Charles Petersen, in the New York Review of Books, on the rise of facebook.
If anything, Zuckerberg looks, in some distant but discernible way, like the Robert Moses of the Internet, bringing severe order to a chaotic milieu. While several efforts have been made to create more open versions of social networks, none has found much success. We are still waiting for the Jane Jacobs of online “urban planning” to appear…
Urban-analogy bonus-points aside, what I found interesting about this article was the comparison between the types of targeted advertising Google is capable of, and what Facebook is [expected to be] capable of.

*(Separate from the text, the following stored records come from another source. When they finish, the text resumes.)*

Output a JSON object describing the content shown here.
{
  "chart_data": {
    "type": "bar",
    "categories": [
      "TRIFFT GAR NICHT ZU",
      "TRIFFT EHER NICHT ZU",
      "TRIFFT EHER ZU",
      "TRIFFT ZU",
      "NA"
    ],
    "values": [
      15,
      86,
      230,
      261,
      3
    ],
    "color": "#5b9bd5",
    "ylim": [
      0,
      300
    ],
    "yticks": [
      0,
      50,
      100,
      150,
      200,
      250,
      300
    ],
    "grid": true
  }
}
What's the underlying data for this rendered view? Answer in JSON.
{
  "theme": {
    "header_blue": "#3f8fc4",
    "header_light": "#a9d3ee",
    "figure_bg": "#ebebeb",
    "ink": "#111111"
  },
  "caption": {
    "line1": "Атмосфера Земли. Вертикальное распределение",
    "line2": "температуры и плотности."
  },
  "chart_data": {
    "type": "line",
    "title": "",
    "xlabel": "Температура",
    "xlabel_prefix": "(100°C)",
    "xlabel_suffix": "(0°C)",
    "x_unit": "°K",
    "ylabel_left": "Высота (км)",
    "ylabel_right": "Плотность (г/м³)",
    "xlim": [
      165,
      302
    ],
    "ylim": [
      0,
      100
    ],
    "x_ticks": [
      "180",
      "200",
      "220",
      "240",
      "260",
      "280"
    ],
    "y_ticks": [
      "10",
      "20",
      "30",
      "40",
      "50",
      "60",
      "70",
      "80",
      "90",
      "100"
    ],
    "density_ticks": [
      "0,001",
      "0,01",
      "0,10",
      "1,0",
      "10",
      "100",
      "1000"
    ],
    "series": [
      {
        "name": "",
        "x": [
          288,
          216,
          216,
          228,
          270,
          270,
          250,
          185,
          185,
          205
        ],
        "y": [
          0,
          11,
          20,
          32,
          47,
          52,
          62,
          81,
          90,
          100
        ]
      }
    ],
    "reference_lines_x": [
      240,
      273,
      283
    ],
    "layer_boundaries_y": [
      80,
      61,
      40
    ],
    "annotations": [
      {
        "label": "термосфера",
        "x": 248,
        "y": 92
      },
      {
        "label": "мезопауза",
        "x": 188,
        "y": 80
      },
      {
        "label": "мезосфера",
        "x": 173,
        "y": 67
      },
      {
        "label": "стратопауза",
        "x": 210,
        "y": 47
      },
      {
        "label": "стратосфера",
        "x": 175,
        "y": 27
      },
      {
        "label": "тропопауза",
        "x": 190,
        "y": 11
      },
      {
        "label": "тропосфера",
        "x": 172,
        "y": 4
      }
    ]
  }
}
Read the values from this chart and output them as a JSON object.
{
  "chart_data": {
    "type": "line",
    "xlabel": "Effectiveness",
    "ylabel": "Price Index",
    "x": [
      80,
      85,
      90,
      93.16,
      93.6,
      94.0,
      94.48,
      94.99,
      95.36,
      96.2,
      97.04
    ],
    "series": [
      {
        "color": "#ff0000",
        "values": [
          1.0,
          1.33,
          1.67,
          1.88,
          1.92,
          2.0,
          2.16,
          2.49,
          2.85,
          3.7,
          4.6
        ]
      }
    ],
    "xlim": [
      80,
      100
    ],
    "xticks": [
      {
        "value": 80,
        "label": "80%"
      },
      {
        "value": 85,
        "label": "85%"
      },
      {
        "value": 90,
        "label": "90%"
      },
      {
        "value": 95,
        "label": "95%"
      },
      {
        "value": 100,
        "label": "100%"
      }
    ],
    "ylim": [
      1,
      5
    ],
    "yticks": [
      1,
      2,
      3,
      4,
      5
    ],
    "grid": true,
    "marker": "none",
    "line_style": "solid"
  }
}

Because of its unparalleled demographic information, Facebook can sell ads that will appeal only to carpenters in one small town in Vermont, or to graduates of the Harvard Business School, or to residents of Manhattan who list “opera” as an interest. The site could also provide the most highly targeted political ads in history. Google can sell ads that will appear in a particular locality, as Scott Brown showed by buying up much of the online ad space for Massachusetts during the final days of his successful bid for the Senate. With Facebook Connect, it may be possible to show ads specifically targeted to Massachusetts residents who use words such as “Irish,” “Italian,” or “black” in their profiles, or who list their religion as Catholic, Protestant, or Jewish. So far, however, advertising has only provided enough revenue for the site to barely break even, and many believe the site can only claim to be profitable because of creative accounting.
But is Facebook’s demographic information ‘unparalleled’, as Petersen claims? I think this forgets the massive amounts of data on personal preference collected by Google each time we make a search (or use Google maps, or add a website to our Google reader account, or compose an essay on Google docs, or send an email, or…). And in a way, I would think this information is far more valuable to advertisers than the personal information on Facebook. The latter is data that 1) we choose to share and 2) isn’t necessarily about us, so much as it is about the personality we choose to craft online. The data Google has is much more personal – it concerns the actions we want to take, the places we want to go, the knowledge we want to have. The Google might know us better than we know ourselves.